The council had met at least twice in closed-door sessions (allowed for discussion of real estate and legal matters), city staff had met with the developers, and City Manager Jenny Haruyama and two council members met with developers in San Diego last month at a meeting of the International Council of Shopping Centers. The deals have been in discussion stages for months.
Of course, the project to transform up to 14 acres of property in the heart of the city – most of it still owned by the city of Santa Cruz – into a retail/residential hub has been talked about ever since Santa Cruz shut down its municipal Skypark Airport in 1983.
Developers have come and gone, as the local and national economies have soared and slumped.
New and old faces are back in the game.
The new face, well-known Scotts Valley developer Corbett Wright, secured council approval of an offer of $1 million for the prime 1.52-acre former Suburban Propane site next to Chubby’s Diner on Mt.
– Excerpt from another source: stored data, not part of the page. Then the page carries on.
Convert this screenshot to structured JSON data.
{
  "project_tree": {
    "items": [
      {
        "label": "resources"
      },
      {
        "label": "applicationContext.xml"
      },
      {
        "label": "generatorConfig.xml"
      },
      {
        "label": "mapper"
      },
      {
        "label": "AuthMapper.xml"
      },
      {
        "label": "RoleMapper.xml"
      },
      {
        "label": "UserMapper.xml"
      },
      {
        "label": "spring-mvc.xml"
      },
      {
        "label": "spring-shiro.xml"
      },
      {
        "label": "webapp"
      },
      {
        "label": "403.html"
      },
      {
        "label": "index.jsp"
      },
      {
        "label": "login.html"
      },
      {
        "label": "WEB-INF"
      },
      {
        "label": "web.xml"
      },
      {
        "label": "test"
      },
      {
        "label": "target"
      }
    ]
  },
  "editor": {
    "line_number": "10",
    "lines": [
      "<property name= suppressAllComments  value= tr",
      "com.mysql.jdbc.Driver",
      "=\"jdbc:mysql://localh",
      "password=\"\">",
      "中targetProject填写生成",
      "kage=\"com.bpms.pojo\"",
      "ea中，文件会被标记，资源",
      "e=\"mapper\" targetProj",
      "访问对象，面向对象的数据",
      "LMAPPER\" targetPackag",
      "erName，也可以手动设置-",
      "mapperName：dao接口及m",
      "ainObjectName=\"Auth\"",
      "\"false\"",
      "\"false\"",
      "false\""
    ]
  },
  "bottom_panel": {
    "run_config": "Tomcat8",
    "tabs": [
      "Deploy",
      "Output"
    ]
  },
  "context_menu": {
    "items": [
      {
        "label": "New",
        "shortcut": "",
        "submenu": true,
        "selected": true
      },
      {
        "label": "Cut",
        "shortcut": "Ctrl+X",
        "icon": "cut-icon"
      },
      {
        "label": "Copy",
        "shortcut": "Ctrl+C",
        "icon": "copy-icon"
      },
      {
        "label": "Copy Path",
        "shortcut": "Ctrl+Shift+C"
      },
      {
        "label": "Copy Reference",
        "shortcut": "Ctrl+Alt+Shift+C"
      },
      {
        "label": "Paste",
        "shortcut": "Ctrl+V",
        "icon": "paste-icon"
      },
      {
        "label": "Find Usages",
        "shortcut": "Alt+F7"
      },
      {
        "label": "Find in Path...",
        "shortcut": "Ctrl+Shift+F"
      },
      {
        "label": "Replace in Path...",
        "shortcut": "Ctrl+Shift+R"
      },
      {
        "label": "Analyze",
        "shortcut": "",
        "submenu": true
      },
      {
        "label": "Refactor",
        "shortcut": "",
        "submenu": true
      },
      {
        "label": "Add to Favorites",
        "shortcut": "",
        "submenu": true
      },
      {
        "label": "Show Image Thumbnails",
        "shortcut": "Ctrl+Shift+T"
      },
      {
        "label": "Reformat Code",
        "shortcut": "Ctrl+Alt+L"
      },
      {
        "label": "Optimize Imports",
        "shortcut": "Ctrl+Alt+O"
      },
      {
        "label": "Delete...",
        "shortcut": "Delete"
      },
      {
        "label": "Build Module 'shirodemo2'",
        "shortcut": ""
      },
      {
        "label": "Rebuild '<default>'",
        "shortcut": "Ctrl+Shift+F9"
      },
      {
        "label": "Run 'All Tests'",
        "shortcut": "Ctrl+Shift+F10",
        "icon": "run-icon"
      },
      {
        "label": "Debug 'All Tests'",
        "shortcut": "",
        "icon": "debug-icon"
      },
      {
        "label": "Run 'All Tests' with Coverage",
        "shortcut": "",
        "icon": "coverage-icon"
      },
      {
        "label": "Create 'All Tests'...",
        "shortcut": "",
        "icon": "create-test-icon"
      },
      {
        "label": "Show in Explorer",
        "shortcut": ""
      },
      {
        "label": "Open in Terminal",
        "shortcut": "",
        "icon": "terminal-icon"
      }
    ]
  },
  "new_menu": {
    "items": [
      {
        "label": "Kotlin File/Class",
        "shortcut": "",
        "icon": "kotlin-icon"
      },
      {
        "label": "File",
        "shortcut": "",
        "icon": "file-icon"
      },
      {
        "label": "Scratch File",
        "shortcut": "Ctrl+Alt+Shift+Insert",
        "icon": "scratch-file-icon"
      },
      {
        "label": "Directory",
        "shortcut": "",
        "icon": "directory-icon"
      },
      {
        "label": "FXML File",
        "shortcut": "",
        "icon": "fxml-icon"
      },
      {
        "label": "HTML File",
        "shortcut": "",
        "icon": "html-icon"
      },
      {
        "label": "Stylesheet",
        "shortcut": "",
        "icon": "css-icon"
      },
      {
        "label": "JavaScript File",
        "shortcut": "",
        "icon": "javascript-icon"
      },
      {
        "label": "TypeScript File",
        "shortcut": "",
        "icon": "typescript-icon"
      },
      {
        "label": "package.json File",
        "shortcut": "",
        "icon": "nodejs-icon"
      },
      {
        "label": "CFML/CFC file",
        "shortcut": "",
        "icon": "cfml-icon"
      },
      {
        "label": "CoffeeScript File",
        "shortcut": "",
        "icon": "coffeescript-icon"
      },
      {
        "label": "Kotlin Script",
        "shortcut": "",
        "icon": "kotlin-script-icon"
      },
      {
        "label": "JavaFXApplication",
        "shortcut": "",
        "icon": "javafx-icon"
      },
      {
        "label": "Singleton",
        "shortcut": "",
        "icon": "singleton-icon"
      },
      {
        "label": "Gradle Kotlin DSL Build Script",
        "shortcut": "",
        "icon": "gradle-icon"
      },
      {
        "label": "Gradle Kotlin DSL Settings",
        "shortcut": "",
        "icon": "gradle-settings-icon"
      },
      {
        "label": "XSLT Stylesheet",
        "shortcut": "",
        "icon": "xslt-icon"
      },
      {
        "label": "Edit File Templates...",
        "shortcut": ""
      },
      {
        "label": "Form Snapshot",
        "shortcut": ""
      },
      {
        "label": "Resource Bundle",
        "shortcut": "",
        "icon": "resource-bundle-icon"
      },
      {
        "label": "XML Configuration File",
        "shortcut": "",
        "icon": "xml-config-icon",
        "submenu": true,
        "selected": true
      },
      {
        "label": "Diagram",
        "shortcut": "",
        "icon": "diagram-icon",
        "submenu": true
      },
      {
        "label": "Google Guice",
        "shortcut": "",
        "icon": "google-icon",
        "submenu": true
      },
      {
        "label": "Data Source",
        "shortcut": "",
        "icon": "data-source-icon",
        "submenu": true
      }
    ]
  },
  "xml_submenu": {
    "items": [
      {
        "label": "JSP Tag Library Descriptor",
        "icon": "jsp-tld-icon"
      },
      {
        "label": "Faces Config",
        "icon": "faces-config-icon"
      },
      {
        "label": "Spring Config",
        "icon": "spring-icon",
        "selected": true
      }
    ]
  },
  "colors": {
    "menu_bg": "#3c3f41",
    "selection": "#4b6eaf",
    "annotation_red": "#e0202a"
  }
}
Hermon Road. In this deal, the council is acting as a “successor” agency to the defunct development agency, and the proceeds of the sale will be split among several entities, including the school district, fire district, the city and others.
Vice Mayor Randy Johnson called the pending Wright purchase “a fairly unique real estate transaction.”
Wright said he intends to put a restaurant and possible brew pub on the site.
The old face is Foothill Partners, which secured a new exclusive agreement to negotiate with the cities of Santa Cruz and Scotts Valley to come up with a plan to buy and develop from 8 to 14 acres of the old airport property, following a master plan approved by the city in 2008. That plan broadly outlines a mix of up to 180,000 square feet of retail space, and up to 250 residential units.
Foothill had signed a similar agreement in 2010, but that deal ended officially last year after no action, because it had partnered with the Pratt Company, which owns Scotts Village Shopping Center across Mt. Hermon Road. The city then agreed to negotiate exclusively with Safeway’s real estate development division, Property Development Centers. Then Property Development Centers was sold in 2015, after Albertson’s bought Safeway Inc., to Terramar Retail Centers (now TRC) a major national retail development firm based in Carlsbad, Calif.. TRC still owns “the other” former propane distribution site, the former Amerigas office on Mt. Hermon Road.
Haruyama said that while these new developments are great news, signaling both an improved regional economy, but more importantly new excitement in Scotts Valley’s vacant parcels from national retailers, the Town Center is still several years away, with many meetings, public and private, and details to work out.
City officials said Wright’s plan could begin construction next spring, depending on how it fares through the planning review, public hearings, and remediation of arsenic and other pollutants believed to be in the ground at the site.